50 Daarom brengt ieder van ons de gouden sieraden, die hij heeft buitgemaakt, gespen, armbanden, zegelringen, oorringen en kralen, als gave aan Jahweh, om voor ons verzoening te verkrijgen voor het aanschijn van Jahweh.
So [to thank Yahweh for that], we have brought to him a gift of the gold items that we found [after the battle]: Gold arm bands and bracelets and rings and earrings and necklaces. This will enable us to be forgiven for our sins.”

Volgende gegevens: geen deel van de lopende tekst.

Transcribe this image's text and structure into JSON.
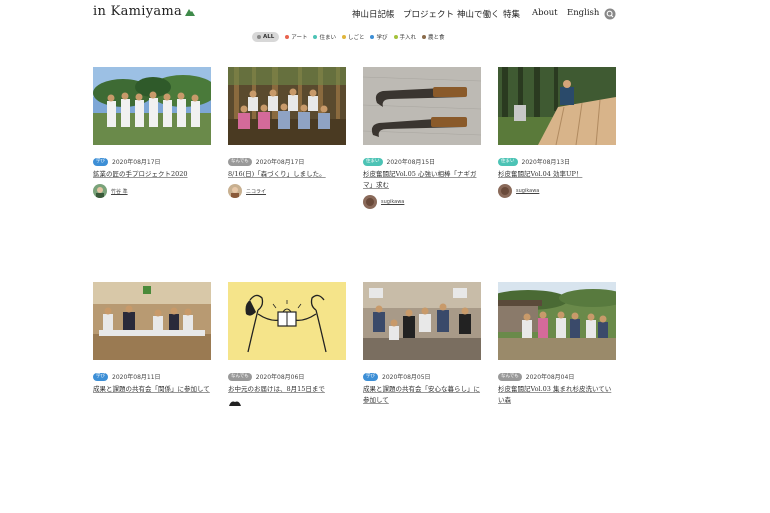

51 Moses en de priester Elazar namen al die gouden sieraden van hen aan.
So Eleazar and Moses/I accepted the gold items that they brought.
52 Al het goud, dat zij als cijns aan Jahweh brachten, bedroeg zestien duizend zeven honderd vijftig sikkels. Dit was van de hoofdmannen over duizend en honderd;
The total of it weighed about (420 pounds/190 kg.).
53 ook de krijgslieden hadden ieder voor zich nog buit behaald.
Each soldier had taken these things for himself.
54 Moses en de priester Elazar namen het goud van de hoofdmannen over duizend en honderd in ontvangst en brachten het naar de openbaringstent, om de Israëlieten bij Jahweh in gedachtenis te houden.
Eleazar and Moses/I accepted these gold items from these commanders and put them in the Sacred Tent to remind the Israeli people about how Yahweh [had helped them defeat the Midian people-group].